Nella rubrica che cura su “Il Quotidiano della Calabria”, il professore Pietro De Luca, rispondendo al mio intervento su razzismo e violenza negli stadi, scrive oggi:
Non sono proprio sicuro che privatizzando oggi questo e domani quello arriveremo a inscatolare da una parte i buoni e dall’altra i cattivi. E poi, come procedere? Magari con il portafogli in mano? Il privato costa di più, il pubblico di meno. Nel privato andrebbero i migliori, gli intelligenti, i beneducati solo perché portano denaro? È sotto gli occhi di tutti che questo assunto non corrisponde al vero. Direi piuttosto che non esiste propriamente un problema degli stadi che non sia anche problema di umanità. Ultimamente un po’ scesa di livello. Se non si urla, non si aggredisce, non si inveisce contro questi e quegli, quasi non si è: di un partito, di una squadra, di un colore, di una nazione. Siamo tutti un po’ troppo su di giri. Una buona virata verso uno stile di vita più a misura d’uomo non guasterebbe. Anche negli stadi.

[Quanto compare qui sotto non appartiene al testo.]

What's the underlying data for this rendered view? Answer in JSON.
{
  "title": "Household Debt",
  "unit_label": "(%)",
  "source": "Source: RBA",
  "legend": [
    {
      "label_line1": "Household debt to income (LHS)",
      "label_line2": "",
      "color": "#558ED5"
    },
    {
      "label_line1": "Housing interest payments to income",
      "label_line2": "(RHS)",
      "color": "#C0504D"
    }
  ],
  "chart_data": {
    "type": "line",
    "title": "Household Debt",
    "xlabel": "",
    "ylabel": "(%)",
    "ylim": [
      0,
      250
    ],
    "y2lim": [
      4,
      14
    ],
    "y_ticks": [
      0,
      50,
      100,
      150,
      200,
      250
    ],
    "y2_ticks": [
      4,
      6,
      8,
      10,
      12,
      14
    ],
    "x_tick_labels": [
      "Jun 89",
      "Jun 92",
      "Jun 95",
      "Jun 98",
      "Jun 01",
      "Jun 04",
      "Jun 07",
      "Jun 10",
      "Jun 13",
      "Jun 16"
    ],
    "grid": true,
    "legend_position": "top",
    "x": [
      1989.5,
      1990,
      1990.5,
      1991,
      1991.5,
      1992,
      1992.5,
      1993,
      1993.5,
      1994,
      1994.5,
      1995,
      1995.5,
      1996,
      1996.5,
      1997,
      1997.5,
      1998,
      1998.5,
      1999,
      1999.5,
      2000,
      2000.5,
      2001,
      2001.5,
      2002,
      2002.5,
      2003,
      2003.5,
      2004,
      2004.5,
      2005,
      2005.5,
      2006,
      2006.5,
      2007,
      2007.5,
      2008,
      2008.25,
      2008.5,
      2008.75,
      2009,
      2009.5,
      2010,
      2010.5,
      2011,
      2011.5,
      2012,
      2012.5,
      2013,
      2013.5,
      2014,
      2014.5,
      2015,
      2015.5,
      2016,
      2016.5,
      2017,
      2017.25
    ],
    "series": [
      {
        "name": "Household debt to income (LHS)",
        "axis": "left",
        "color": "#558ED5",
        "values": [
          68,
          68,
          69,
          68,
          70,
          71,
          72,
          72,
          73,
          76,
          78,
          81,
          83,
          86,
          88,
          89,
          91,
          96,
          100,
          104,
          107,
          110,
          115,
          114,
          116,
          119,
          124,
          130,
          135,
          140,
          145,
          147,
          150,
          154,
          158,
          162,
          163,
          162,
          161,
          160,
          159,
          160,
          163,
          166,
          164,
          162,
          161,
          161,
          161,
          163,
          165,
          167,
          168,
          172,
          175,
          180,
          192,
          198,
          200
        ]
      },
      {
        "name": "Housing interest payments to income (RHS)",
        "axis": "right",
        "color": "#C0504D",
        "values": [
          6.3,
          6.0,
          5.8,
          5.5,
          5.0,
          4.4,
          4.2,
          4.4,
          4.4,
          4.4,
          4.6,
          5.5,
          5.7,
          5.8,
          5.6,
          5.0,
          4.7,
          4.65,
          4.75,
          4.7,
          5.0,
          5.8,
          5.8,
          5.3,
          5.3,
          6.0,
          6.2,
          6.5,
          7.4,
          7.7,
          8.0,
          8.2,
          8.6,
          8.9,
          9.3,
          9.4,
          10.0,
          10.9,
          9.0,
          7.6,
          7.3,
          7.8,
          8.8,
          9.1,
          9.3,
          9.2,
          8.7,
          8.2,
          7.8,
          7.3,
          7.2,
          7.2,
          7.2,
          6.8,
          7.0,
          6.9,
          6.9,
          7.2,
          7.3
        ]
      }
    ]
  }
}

Non posso che condividere le considerazioni sulla società attuale. “Urlo, dunque sono”, ha ormai soppiantato la celeberrima locuzione cartesiana. È indiscutibile la violenza di certi linguaggi e atteggiamenti. Esiste una difficoltà evidente nell’accettare il punto di vista dell’altro, anche perché il tono alto delle proprie parole impedisce di ascoltare quelle pronunciate dall’interlocutore. Certo: è una questione di umanità. O di cultura, come mi ha fatto notare un mio carissimo amico. Tutto vero. Però il mio discorso era meno generico. Ci sono settori della nostra società che devono essere “pubblici”. Penso all’istruzione, alla sanità, al welfare in generale. Questi sono campi in cui l’intervento dello Stato è indispensabile per affermare i diritti riconosciuti dalla Costituzione a tutti i cittadini. Nel caso degli stadi, penso che c’entrino meno i diritti costituzionali e più la civiltà e la sicurezza. Non si tratta di “inscatolare da una parte i buoni e dall’altra i cattivi”. Esiste un principio, quello di “responsabilità oggettiva” delle squadre di calcio, che non potrà mai essere affermato, fino a quando la sicurezza e il mantenimento dell’ordine all’interno degli impianti sportivi non saranno di competenza delle stesse società sportive. E questo accadrà fino a quando esse non diventeranno proprietarie degli stadi. Quanto poi al discorso puramente economico, non mi risulta che i prezzi dei biglietti allo stadio siano propriamente accessibili a tutti. Oggi costa meno guardare un partita in pay-tv che allo stadio. Segno che il calcio è nel bel mezzo di una mutazione genetica che lo sta facendo diventare (ahinoi) un fenomeno sempre più televisivo.